• No.4 古田織部

    20/09/21 13:58:55

    ■損をするのは誰か

    こうした、報じる側と報じられる側の「相互不信」は、企業報道のみならず、官邸とメディアの間でも顕著になっている。

    「一昨年、森友学園問題に関して『私たちは国民の代表として聞いているんですから、ちゃんと対応してください』と官邸に要求した東京新聞の記者に対し、官邸側が『国民の代表は国会議員。あなたたちは人事で官邸クラブに所属されているだけでしょ』と突き放したことがありました。以前の官邸なら、こんな態度に出ることはなかった。

    ネットの普及と同時に、『マスコミなんて信用されていないし、取るに足りないものだ』と考える政治家や経営者は、今後どんどん増えていくでしょう」(前出・小野氏)

    かつて広報部門の責任者を務めた経験もあるキリンホールディングスの磯崎功典社長は「どんな状況でも、企業とマスコミは対等に、誠実にやっていかなければいけない」と語る。

    「メディアから厳しく書かれて悔しい思いをすることもあります。でも、それを報じるのが彼らの仕事であり、逃げずに対応するのが我々の仕事。耳が痛い内容であっても、事実であれば素直に耳を傾けることが、状況の改善に繋がります。

    一方で、メディアの側も、『見出しありき』の記事が通用する時代ではなくなったと認識する必要がある。

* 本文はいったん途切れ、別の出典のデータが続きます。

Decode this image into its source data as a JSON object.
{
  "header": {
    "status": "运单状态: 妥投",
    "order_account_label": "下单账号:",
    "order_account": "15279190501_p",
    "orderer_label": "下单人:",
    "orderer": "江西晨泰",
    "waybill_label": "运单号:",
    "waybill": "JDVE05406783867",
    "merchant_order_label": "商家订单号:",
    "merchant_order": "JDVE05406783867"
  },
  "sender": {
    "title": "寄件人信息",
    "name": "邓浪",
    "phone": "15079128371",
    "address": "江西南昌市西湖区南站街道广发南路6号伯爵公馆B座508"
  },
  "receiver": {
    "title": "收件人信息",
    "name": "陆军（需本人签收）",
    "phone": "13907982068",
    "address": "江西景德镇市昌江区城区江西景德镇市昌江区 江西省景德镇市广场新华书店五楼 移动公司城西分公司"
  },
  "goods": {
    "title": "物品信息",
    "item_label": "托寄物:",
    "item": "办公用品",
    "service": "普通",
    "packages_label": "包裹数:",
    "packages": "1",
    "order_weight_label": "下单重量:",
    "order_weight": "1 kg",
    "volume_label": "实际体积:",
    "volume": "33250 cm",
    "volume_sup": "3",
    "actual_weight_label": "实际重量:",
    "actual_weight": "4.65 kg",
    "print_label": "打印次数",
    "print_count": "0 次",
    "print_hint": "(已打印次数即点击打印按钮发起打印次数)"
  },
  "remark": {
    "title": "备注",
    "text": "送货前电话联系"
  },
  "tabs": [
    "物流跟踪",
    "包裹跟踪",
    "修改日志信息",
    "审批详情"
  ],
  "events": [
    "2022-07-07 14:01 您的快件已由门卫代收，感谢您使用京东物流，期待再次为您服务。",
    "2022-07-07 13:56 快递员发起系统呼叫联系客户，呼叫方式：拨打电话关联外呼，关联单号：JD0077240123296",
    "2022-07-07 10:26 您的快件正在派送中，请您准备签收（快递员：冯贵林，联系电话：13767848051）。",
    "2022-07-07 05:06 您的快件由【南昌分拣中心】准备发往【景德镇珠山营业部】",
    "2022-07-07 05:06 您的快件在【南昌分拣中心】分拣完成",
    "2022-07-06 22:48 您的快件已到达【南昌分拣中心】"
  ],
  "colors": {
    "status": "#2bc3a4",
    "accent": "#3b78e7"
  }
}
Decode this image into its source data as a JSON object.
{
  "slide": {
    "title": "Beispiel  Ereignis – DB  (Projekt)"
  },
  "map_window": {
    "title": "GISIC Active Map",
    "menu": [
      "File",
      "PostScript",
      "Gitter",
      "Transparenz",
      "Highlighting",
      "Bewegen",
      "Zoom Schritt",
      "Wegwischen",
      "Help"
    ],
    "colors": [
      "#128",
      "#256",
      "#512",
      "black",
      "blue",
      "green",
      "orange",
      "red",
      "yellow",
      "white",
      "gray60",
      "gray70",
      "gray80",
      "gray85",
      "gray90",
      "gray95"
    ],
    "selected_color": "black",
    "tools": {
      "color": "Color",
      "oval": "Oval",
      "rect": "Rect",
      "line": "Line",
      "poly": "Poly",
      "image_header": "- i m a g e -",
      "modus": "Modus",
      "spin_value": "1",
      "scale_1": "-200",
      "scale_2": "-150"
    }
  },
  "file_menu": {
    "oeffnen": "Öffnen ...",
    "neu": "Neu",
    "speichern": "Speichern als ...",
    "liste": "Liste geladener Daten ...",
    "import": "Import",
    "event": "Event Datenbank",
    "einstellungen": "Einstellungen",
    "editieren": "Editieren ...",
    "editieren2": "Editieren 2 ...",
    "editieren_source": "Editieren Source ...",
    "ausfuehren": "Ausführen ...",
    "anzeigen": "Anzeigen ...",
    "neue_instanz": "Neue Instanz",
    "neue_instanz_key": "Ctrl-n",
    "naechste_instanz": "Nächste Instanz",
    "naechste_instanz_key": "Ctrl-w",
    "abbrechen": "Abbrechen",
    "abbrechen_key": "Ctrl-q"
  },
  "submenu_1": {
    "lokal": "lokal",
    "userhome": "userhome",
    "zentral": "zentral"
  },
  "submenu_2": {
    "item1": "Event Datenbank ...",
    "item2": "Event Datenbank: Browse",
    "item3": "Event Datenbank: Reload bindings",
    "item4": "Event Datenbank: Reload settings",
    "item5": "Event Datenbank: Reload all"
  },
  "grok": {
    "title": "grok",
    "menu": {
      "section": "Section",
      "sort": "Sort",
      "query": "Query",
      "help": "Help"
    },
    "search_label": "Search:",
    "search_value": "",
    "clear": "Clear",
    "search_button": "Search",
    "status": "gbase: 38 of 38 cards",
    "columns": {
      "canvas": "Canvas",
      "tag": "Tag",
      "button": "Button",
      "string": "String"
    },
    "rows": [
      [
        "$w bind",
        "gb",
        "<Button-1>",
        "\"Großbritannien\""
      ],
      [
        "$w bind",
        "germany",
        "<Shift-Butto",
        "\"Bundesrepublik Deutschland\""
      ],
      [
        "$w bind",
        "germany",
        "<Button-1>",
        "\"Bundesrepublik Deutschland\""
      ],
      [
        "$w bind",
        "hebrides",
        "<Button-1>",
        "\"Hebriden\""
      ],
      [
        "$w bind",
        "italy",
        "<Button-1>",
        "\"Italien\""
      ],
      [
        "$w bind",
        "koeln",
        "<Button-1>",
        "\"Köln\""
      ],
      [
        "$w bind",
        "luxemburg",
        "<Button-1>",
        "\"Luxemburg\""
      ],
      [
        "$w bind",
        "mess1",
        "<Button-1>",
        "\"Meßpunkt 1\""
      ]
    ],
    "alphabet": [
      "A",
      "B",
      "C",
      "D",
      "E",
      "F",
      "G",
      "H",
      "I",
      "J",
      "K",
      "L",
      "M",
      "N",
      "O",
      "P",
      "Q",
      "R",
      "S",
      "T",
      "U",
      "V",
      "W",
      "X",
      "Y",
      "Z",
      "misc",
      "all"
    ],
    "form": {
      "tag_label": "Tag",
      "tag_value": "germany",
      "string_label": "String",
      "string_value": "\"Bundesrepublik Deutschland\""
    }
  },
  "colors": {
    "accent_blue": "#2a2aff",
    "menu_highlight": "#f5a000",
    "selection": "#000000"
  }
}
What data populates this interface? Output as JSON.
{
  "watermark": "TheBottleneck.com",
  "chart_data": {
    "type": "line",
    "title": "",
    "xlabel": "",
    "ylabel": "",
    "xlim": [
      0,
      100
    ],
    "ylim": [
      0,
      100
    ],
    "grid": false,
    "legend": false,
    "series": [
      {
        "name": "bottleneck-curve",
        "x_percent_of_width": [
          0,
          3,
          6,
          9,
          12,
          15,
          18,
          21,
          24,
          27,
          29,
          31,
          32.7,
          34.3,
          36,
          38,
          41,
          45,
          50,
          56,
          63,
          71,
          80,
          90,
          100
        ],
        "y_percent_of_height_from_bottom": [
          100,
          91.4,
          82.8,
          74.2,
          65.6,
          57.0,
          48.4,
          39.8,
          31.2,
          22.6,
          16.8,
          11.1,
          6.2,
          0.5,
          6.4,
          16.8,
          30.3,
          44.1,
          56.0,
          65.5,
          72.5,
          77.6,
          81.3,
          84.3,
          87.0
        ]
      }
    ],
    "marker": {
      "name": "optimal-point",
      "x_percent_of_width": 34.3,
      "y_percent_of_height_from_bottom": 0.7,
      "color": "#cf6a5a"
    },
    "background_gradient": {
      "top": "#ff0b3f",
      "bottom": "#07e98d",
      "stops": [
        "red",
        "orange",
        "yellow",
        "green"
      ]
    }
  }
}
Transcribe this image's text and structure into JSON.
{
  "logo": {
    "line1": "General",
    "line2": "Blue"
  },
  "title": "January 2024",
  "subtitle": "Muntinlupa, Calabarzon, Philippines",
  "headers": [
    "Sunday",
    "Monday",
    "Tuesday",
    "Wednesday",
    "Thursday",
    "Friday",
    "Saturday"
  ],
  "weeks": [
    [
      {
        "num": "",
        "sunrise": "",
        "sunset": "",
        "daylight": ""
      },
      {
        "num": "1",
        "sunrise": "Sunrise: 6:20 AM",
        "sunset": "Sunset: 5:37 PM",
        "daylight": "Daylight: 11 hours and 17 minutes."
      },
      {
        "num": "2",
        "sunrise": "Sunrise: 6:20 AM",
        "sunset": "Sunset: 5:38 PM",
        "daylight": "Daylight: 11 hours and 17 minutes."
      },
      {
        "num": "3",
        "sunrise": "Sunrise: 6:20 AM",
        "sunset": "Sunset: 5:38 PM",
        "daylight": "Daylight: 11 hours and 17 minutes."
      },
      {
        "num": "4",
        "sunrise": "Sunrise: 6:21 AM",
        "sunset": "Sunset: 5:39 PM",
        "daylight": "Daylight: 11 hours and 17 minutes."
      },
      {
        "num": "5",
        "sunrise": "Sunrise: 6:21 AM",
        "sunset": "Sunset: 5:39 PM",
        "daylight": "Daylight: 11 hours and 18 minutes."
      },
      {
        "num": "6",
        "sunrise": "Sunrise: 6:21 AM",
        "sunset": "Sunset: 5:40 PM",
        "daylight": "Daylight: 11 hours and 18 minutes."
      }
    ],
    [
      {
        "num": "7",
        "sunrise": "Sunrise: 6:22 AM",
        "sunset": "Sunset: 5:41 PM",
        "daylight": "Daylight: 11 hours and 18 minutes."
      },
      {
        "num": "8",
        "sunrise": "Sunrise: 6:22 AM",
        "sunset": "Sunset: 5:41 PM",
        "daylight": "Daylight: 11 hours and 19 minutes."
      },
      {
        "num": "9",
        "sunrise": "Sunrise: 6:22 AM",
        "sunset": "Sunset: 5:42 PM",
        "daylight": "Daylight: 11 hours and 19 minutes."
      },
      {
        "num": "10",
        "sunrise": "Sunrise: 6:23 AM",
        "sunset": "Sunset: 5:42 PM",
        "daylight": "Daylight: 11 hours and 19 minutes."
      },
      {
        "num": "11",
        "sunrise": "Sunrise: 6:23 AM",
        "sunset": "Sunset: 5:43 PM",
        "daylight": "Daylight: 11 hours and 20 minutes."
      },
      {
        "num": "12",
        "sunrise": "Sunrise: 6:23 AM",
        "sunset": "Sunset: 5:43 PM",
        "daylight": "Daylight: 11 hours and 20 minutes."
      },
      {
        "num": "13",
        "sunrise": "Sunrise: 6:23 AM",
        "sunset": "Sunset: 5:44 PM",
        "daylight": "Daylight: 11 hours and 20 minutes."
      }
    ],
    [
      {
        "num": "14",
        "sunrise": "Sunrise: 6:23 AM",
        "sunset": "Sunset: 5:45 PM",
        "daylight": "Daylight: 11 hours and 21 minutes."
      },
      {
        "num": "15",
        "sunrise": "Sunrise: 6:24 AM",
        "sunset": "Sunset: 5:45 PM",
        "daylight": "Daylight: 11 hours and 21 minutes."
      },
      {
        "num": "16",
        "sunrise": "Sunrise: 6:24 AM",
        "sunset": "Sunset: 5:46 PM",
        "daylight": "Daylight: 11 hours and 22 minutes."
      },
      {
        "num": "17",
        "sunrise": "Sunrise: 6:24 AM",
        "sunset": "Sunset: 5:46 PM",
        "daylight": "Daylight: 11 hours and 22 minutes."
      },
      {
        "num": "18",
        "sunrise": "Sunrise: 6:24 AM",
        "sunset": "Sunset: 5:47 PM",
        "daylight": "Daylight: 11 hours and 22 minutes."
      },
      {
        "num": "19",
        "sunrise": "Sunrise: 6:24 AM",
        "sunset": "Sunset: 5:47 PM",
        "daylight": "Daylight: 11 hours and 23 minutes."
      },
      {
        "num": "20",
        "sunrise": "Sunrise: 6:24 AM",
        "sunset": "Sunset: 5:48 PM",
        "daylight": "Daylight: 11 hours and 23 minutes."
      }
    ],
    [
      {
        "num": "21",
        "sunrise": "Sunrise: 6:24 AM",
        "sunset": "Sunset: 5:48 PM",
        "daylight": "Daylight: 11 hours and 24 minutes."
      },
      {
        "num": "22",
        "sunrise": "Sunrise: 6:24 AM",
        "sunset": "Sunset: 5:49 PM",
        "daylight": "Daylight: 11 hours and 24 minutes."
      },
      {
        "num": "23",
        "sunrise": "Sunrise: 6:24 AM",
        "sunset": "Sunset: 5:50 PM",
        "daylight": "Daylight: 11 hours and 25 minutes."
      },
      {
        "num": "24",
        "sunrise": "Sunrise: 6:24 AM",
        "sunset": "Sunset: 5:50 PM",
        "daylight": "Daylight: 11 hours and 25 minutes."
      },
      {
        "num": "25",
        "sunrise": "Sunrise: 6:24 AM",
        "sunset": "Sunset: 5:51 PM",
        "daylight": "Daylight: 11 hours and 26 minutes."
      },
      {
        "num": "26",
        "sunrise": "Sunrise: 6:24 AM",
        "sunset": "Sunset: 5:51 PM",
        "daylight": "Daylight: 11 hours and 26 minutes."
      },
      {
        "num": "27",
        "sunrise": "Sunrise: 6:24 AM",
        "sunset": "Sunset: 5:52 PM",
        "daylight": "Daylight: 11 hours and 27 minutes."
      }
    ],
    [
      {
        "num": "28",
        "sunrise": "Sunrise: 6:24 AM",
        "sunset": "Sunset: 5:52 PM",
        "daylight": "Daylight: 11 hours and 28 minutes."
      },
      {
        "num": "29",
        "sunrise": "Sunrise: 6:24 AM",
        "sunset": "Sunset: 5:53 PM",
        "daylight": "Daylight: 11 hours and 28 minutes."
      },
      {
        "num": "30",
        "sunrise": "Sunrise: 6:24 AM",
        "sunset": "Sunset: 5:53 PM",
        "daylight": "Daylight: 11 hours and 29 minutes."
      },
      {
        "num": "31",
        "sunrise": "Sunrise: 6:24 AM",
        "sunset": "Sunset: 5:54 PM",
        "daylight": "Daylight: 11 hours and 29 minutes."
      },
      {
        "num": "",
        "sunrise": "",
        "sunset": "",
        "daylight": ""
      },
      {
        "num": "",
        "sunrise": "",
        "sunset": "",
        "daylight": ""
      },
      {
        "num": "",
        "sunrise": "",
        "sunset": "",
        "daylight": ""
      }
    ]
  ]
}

    トヨタさんのように、企業が世の中に広く発信することも可能になった以上、結論ありきの報道では読者の支持も得られなくなる。『反目はしないけれど緊張感のある関係』を保っていくことが、一番大切でしょう」

    豊田社長の「ロバの話」が図らずも浮き彫りにした問題。書く側にも、書かれる側にもいずれも理はある。しかし、相互不信のまま、不完全な情報公開が続けば、損をするのは受け取る側だ。

    皆さんは、どうお考えになるだろうか。